One summer while on vacation I found myself in shops that were unfamiliar to me, ones that we don’t have in my town. I walked into a store lined with rows of beautiful things, clearance tags dripping from the sleeves. My heart started racing, and my feet barely touched the floor as I quickly flew to the racks. Okay. I’m exaggerating. A little. But if that doesn’t describe “the lust of the eyes” then I don’t know what does. This world is beautiful. It’s filled with beautiful things and gorgeous people. I’m drawn to it. You’re drawn to it. With that in mind, I find it so significant that Jesus came to this earth in the way He did.  His coming was quiet and anything but beautiful or elegant. So many people missed it because their expectations were limited to what they knew to be kingly.

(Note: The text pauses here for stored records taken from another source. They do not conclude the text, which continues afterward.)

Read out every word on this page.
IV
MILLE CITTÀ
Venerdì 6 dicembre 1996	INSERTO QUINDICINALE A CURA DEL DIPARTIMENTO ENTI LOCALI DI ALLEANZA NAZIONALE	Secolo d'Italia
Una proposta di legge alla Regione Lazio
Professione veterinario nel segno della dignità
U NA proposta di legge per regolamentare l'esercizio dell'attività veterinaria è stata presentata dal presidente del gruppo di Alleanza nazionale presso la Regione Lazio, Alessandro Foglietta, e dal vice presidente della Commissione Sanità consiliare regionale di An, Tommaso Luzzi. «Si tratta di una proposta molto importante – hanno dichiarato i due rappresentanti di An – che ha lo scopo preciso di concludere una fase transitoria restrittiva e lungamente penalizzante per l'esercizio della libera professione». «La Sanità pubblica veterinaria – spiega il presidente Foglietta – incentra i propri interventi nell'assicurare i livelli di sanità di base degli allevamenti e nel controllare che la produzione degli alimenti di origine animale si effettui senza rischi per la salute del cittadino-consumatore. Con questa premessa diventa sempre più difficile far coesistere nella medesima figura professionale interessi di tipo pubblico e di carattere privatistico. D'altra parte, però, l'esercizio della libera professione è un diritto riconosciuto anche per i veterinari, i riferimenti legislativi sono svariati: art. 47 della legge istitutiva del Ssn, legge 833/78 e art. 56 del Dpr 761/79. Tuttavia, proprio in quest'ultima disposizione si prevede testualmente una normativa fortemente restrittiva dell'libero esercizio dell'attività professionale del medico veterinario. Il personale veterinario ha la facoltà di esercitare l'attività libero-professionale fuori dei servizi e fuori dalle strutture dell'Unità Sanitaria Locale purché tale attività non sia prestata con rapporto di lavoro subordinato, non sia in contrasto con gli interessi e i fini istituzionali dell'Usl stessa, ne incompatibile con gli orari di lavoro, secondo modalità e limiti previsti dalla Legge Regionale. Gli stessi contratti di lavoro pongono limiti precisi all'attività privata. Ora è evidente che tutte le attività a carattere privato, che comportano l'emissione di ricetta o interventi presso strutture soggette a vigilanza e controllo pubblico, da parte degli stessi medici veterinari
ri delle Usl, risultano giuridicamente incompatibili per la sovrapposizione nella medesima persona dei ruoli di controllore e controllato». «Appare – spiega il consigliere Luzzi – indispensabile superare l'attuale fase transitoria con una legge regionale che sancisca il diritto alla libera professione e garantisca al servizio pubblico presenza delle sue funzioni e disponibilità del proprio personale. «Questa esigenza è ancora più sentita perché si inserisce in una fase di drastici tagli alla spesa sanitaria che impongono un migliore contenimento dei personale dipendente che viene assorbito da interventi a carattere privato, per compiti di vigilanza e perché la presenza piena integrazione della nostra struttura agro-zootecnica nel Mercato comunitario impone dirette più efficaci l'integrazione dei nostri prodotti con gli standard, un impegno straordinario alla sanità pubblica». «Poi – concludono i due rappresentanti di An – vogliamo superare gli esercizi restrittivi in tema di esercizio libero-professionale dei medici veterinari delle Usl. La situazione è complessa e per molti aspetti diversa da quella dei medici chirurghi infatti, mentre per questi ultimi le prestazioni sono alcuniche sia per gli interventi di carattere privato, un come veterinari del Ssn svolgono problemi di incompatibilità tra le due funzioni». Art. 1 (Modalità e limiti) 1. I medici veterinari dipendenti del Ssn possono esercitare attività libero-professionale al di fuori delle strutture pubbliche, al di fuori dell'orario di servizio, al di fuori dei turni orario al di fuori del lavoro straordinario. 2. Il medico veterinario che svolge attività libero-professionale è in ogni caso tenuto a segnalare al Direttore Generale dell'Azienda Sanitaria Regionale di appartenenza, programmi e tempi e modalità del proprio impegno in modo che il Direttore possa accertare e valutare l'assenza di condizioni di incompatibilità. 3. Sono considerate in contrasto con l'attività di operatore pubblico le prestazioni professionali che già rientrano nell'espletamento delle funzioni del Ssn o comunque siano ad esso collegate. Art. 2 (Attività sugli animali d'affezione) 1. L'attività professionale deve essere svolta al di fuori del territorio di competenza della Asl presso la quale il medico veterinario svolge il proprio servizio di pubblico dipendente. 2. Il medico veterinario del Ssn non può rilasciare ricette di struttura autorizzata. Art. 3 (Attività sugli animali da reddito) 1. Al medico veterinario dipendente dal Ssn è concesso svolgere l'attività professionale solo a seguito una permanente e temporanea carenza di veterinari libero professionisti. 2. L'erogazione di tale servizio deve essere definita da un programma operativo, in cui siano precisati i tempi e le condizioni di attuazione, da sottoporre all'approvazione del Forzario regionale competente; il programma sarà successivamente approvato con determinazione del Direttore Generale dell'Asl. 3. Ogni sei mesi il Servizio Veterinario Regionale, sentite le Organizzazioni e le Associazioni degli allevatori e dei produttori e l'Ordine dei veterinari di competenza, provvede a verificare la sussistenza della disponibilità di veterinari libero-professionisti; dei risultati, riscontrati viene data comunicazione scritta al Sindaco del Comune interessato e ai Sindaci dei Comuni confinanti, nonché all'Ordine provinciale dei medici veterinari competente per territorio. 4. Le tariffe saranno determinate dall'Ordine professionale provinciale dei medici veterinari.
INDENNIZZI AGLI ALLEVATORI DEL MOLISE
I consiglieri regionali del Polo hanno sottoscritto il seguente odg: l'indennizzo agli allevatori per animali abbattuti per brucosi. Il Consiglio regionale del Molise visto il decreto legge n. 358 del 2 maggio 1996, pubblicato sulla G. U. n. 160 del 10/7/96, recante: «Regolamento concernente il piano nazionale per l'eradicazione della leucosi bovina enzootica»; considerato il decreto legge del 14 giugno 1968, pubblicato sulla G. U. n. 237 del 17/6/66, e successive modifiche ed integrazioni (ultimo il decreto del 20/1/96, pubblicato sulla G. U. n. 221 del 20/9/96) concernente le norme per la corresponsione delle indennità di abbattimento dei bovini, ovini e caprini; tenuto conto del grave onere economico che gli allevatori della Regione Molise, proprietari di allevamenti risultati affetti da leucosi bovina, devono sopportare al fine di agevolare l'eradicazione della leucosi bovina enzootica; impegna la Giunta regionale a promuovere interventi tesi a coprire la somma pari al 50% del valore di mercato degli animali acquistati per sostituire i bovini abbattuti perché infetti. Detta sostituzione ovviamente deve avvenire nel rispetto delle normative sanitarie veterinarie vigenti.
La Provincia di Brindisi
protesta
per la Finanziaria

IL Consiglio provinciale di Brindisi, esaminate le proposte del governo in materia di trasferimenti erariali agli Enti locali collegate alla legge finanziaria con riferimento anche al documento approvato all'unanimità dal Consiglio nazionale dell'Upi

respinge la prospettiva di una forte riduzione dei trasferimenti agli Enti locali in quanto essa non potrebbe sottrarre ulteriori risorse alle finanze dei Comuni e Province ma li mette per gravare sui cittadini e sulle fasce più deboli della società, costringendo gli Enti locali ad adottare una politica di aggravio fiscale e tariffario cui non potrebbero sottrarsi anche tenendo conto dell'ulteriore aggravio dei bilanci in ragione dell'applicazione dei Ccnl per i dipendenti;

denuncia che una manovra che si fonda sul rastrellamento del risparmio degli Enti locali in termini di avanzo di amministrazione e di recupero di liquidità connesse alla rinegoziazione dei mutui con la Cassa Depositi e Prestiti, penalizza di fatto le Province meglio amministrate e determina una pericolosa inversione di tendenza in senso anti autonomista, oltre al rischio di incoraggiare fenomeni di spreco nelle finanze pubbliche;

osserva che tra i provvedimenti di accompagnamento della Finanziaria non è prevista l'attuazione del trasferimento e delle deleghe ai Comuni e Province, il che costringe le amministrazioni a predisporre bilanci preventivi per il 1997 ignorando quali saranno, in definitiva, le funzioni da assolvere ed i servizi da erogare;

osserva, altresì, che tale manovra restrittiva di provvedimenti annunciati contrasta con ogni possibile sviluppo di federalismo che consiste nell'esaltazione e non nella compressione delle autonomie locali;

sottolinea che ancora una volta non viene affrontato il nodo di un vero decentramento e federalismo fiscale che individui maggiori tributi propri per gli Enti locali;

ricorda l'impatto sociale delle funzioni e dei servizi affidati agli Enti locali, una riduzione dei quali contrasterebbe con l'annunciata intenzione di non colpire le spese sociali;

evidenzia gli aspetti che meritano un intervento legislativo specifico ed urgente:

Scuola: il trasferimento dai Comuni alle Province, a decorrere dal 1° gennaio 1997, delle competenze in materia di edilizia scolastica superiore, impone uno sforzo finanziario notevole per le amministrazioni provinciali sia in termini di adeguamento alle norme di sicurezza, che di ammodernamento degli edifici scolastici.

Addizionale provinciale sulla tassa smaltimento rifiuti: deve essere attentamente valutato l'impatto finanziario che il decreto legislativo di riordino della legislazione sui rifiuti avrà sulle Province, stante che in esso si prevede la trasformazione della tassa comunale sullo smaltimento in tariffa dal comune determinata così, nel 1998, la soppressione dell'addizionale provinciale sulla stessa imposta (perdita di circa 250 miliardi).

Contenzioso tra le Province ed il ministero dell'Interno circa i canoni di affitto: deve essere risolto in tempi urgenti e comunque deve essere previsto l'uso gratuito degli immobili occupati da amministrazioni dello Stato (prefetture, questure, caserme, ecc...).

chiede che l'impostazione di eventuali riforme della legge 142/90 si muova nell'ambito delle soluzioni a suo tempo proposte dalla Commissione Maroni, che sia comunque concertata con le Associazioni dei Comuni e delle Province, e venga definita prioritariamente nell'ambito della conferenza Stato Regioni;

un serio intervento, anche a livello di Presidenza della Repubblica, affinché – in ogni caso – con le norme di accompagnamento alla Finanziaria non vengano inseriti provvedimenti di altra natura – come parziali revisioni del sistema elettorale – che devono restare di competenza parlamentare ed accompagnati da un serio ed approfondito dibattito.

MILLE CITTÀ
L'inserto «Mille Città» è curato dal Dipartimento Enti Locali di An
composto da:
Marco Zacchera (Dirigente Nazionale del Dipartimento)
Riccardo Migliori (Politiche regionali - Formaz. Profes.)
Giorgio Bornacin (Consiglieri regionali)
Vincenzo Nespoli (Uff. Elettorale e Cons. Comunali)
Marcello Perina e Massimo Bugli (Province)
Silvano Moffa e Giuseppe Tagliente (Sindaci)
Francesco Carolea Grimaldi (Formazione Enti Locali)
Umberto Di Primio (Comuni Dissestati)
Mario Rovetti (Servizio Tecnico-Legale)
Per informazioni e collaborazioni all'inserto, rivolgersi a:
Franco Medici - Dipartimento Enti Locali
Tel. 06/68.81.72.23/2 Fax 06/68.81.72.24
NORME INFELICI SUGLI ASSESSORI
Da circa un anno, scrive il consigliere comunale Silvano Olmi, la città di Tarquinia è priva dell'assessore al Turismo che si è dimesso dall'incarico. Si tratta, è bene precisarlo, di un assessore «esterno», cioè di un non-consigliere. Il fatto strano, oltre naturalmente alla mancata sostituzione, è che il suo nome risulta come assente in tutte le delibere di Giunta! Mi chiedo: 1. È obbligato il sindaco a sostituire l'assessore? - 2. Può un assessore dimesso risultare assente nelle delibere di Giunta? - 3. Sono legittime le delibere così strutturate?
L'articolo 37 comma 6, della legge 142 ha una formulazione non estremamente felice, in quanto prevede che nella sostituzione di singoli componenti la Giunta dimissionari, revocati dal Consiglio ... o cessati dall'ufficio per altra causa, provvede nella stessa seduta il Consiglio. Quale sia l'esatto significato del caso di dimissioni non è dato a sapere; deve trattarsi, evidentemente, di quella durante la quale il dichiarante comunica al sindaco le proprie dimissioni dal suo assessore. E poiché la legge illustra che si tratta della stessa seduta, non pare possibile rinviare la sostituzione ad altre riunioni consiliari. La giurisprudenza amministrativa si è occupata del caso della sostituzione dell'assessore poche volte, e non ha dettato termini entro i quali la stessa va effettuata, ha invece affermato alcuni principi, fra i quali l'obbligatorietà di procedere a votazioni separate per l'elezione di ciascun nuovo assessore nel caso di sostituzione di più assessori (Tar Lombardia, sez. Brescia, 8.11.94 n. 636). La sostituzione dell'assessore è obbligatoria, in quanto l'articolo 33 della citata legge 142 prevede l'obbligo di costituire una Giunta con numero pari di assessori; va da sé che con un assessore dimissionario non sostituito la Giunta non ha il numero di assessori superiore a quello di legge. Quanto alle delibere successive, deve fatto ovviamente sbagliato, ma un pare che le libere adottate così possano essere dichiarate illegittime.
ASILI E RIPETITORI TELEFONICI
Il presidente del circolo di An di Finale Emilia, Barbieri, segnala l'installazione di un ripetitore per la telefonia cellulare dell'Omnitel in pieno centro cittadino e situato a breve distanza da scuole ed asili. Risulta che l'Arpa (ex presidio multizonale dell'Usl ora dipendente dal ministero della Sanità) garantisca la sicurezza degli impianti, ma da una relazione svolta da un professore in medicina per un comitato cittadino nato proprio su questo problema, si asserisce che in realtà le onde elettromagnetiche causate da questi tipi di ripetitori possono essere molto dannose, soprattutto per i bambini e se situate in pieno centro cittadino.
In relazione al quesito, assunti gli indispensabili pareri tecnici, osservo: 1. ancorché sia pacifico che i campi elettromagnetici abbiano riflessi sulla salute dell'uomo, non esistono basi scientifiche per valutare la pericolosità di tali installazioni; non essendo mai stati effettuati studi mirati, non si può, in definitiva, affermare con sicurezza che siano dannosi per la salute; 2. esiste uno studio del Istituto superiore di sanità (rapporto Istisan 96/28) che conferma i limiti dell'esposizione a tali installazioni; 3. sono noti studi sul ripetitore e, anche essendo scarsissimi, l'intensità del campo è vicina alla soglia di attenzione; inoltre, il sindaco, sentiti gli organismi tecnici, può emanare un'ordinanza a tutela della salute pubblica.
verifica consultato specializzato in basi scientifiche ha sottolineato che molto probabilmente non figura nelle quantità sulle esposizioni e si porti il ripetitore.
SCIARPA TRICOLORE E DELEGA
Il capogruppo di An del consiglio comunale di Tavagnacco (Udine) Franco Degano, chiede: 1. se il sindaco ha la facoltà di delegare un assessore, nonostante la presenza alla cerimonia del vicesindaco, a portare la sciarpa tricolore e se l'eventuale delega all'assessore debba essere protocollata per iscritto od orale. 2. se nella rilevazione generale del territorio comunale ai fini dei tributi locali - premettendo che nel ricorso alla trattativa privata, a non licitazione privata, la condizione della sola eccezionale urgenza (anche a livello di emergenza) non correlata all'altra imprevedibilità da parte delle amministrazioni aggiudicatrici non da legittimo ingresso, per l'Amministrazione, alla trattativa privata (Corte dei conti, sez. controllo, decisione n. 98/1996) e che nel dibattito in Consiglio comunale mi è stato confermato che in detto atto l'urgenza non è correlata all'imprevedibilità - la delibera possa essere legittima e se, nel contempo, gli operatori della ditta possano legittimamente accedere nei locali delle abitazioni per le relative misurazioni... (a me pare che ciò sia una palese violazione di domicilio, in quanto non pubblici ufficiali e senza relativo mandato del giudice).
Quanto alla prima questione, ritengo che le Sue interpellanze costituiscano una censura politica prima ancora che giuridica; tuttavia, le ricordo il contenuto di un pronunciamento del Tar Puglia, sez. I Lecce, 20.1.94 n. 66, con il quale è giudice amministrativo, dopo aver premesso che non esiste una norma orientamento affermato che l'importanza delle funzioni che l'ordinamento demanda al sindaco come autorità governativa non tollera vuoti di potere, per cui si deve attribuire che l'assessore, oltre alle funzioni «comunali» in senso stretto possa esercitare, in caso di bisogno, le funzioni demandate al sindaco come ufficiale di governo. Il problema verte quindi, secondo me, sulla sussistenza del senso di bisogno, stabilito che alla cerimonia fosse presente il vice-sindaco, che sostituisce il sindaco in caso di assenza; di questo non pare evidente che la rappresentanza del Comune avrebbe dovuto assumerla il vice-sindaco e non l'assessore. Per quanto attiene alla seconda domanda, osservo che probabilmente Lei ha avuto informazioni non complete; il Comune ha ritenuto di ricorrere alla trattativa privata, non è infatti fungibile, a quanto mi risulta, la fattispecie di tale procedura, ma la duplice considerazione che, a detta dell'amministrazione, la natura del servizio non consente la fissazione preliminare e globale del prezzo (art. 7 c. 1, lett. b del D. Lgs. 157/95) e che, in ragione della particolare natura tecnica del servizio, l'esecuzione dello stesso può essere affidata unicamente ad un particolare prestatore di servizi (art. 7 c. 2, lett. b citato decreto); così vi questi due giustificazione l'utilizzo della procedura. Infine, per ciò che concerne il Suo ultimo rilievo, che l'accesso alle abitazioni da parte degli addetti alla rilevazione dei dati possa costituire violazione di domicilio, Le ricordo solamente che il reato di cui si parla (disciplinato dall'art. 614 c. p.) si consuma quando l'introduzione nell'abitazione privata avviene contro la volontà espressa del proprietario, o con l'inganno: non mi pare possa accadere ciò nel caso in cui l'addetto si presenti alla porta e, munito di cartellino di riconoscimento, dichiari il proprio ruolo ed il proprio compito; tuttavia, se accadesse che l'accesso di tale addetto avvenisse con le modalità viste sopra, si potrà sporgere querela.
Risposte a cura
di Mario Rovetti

In the noise of our modern world, we too miss God, blinded by the distractions surrounding us, completely missing what He has appointed as beautiful and worthy of our time and attention–a relationship with Him that reaches to the people in our sphere of influence. On the days that I choose to concentrate on Jesus and to lay at His feet everything that I deem important, I am struck over and over again at how immediately those things become clutter at my feet. Nothing more than stuff to step over as I make my way to Him.

Sometimes the most wonderful things, the things most dense with meaning and substance are quiet and not necessarily attractive by the world’s standards. In contrast I’ve learned that just because the packaging is gorgeous doesn’t mean what’s inside is anything more than a cheap trinket.